Prof Koh’s article which was a premium story, was a reminder to everyone how Singapore stood through the test of time and emerged victorious in the face of all other major crises before, and reminder to the country that by being united and focused, it can overcome the COVID-19 pandemic.
“These were World War II, the expulsion from Malaysia and SARS. We survived those crises. We showed the world that Singaporeans are a tough and resilient people. When faced with adversity, we remained united, courageous and caring. We can do so again.” wrote Prof Koh in his Facebook post about his article.
The professor recounts a difficult period during World War II, where food was scarce and times were hard. He explains that despite the tyrannical Japanese occupation in Singapore, citizens from diverse ethnicities and cultures lived together in harmony. He had also highlighted the level of trust that existed within the community, as they never had to worry of keeping their doors locked.
The article then proceeds to address Singapore’s expulsion from Malaysia in August, 1965. Following the separation between both countries, Singapore faced a shortage of housing in which the British deemed as an “insoluble” problem.
As Singapore’s economy suffered, the rate of unemployment soared. To make matters worse, tuberculosis, a contagious infection, was also becoming an epidemic in the country.
The Professor highlights that despite these temporary setbacks, Singaporeans did not seek financial assistance from others. Instead, Singaporeans stood together in solidarity as they overcame the obstacles thrown at them.

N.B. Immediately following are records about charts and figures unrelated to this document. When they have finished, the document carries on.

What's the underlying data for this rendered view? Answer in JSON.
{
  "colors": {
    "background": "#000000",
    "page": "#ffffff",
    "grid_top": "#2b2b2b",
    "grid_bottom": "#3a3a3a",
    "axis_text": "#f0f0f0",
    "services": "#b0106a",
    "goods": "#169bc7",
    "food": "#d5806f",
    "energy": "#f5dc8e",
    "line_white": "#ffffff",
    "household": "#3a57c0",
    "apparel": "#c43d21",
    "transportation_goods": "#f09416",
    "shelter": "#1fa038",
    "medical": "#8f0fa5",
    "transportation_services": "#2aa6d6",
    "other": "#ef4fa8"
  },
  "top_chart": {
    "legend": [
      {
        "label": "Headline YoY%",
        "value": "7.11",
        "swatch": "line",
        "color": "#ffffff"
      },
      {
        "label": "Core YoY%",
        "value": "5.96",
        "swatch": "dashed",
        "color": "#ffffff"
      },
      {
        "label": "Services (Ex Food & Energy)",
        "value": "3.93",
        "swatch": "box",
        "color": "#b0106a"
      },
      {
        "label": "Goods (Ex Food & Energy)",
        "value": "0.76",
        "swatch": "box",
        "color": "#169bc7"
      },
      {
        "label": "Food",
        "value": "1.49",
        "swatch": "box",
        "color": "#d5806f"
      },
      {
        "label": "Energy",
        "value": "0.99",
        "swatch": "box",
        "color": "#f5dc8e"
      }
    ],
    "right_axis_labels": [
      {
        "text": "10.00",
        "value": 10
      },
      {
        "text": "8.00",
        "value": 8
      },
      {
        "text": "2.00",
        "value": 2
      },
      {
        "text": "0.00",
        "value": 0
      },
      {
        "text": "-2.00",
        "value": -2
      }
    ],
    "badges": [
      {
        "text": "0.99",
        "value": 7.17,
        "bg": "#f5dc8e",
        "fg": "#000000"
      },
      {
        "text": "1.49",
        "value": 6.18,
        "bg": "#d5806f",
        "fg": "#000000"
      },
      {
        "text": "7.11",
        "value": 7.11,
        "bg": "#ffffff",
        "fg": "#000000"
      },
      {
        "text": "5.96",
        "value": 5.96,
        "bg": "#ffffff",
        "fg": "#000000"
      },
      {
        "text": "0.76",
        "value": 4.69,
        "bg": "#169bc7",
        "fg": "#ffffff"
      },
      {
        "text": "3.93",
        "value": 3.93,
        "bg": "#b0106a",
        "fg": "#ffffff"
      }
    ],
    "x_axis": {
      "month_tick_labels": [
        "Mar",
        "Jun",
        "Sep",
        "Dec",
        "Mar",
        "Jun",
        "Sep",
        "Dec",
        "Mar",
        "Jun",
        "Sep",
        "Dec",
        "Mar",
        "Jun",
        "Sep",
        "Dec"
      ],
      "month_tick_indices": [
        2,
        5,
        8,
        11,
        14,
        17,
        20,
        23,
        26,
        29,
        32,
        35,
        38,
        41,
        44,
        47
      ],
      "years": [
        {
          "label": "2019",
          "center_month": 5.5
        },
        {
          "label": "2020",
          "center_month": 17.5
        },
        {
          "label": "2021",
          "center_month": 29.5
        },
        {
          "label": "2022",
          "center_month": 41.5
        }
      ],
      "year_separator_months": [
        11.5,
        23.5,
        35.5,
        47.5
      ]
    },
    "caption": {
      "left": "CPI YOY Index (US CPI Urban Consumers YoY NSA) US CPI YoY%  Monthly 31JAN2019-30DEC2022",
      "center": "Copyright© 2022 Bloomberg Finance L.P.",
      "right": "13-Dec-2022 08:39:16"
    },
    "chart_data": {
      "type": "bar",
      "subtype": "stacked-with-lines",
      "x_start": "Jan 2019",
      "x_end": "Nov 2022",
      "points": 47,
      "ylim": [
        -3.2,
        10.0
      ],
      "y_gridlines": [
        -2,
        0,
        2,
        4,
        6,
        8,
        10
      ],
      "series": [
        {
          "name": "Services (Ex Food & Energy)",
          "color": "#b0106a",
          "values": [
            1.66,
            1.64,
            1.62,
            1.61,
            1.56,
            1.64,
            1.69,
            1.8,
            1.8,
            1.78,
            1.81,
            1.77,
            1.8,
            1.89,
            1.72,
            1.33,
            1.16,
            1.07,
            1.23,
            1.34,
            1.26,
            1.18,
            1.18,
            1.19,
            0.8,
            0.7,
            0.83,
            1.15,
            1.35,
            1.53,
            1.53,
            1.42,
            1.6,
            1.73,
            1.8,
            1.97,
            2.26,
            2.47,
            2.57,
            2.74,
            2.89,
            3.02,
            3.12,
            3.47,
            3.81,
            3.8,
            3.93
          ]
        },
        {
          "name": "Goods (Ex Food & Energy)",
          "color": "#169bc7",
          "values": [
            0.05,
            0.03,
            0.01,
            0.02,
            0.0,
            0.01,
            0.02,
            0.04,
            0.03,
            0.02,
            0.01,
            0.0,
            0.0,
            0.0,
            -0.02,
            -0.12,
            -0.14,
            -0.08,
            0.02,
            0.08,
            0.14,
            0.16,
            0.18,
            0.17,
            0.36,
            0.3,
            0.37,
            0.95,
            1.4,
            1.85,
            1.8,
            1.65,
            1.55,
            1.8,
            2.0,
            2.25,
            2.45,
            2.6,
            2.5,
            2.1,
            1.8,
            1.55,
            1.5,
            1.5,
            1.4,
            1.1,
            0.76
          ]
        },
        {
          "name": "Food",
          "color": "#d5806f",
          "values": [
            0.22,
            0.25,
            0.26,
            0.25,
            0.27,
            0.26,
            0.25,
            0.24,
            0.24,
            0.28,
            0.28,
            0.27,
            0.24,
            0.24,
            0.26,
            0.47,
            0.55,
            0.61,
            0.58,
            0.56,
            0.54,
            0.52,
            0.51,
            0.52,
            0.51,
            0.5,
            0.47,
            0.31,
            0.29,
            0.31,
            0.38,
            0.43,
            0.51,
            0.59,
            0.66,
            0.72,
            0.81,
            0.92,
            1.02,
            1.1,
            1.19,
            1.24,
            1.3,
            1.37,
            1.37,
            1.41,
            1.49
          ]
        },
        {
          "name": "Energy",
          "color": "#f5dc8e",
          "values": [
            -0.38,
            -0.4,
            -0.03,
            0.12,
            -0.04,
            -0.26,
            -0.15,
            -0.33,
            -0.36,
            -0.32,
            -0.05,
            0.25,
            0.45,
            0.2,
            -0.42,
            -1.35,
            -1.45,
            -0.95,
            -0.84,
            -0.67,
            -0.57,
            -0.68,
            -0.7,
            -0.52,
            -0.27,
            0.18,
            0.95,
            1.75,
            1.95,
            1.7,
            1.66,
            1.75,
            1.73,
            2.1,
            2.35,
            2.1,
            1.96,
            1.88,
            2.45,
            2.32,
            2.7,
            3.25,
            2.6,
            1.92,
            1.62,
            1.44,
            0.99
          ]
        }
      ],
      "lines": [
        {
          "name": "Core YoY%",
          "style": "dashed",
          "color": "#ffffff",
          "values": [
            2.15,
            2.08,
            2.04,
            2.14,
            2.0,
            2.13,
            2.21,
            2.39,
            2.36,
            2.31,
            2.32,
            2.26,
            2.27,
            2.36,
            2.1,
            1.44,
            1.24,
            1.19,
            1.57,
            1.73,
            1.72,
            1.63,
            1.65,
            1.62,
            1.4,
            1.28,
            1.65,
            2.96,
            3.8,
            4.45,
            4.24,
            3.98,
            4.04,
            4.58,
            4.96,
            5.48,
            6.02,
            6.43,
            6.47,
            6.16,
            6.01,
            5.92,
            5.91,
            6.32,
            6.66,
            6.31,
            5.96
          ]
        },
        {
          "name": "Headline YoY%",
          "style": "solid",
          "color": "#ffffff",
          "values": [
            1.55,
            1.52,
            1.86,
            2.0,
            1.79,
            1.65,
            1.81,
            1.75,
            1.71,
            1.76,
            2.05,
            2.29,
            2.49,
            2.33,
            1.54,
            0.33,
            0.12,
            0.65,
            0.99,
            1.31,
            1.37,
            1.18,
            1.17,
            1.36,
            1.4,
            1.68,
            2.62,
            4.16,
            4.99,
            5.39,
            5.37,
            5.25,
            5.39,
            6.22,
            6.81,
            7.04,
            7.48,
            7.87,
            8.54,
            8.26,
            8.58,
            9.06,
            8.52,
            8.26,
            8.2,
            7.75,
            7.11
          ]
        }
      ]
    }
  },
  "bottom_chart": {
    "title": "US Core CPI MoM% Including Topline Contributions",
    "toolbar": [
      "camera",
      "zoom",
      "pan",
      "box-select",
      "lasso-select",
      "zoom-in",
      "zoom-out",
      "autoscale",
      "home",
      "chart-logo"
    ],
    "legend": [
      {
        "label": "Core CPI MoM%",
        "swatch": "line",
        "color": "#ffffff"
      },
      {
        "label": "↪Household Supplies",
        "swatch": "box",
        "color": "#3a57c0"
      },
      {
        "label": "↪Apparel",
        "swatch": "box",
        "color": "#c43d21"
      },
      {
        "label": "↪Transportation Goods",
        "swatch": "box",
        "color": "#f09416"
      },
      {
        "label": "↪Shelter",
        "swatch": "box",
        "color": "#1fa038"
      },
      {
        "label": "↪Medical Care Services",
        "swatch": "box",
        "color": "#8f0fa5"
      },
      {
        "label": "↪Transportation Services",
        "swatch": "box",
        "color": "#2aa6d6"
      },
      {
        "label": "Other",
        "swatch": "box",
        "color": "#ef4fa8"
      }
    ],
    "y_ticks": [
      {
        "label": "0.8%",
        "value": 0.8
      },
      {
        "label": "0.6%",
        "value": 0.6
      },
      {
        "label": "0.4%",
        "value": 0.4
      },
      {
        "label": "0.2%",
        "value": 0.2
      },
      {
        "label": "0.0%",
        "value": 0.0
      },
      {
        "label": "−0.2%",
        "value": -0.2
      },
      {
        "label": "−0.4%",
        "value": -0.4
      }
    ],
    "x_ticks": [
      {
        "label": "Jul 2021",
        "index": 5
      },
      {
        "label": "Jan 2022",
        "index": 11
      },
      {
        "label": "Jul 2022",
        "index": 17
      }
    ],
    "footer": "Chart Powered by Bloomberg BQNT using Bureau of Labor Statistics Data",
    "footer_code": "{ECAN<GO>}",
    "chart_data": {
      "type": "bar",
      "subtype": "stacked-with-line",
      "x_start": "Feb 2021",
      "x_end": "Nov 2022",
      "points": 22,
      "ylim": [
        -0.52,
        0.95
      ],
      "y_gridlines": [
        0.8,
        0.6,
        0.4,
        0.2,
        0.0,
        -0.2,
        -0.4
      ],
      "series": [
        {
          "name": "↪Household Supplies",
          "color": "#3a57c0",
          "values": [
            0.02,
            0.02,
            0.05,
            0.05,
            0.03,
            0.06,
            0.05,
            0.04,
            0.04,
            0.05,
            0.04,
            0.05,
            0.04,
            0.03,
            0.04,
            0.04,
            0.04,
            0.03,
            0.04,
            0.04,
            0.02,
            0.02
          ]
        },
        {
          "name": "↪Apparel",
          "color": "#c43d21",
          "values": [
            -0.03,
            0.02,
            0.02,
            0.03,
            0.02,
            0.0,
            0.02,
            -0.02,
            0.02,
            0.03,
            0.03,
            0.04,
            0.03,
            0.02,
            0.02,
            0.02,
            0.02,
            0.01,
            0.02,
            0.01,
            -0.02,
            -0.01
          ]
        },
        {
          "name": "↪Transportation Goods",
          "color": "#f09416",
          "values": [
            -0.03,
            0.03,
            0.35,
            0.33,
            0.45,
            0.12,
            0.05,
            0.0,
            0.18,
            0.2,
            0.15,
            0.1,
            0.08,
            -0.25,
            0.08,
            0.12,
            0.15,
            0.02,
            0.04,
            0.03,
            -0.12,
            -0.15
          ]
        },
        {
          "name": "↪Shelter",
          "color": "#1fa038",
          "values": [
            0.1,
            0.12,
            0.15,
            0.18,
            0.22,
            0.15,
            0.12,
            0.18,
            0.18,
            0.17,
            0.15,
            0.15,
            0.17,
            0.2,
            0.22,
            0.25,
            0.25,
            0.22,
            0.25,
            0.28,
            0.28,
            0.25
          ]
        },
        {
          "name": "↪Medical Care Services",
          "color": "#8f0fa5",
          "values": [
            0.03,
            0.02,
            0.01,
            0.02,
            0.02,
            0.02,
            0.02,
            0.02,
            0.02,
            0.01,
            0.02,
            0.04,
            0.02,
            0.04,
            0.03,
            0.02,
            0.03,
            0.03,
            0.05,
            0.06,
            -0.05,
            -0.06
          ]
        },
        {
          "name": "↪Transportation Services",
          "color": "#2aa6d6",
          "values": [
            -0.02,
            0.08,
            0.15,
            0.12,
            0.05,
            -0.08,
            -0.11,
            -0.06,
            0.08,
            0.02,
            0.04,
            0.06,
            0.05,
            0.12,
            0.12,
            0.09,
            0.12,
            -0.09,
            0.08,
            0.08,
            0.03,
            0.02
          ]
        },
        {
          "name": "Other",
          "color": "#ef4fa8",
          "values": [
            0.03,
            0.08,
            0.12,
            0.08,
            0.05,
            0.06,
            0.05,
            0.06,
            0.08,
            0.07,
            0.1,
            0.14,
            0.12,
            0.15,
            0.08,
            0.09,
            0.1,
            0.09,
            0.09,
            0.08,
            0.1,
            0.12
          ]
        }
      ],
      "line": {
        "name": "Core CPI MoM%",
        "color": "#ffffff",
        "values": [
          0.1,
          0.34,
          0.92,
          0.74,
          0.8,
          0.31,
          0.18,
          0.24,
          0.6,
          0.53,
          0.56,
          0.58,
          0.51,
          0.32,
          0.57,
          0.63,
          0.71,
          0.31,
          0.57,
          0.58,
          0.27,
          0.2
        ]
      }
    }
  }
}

Prof Koh writes that, “The progress of Singapore, during the past 54 years, has been nothing short of a miracle.”
“The miracle is, however, human-made and not heaven-made.”
What Singapore had were honest political leaders, excellent public service, and hardworking people, who Prof Koh credited for having “devotion to education and adaptability”.
Prof Koh also pointed out about the turbulent period back in 2003, whereby Singaporeans were at war with the deadly respiratory disease, Severe Acute Respiratory Syndrome (SARS).
The SARS outbreak began with three Singaporean women, who after being infected in Hong Kong, were admitted to Tan Tock Seng Hospital (TTSH). Despite one of them having recovered from the fatal disease, her family members did not.
Prof Koh identifies two key factors that led to Singapore’s victory over SARS. They were due to the roles of concerned civilians as well as heroic efforts exercised by medical professionals.
In 2003, Dr. David Heymann, Executive Director for Communicable Diseases at WHO, commended the Ministry of Health (MOH) for Singapore’s excellent collaboration efforts in handling the SARS outbreak which was regarded as “exemplary”.
Prof Koh reiterates that Singapore has been historically proven to be able to withstand the major crises that have taken place over the course of time. He urges Singaporeans to remain strong and united whilst caring for one another.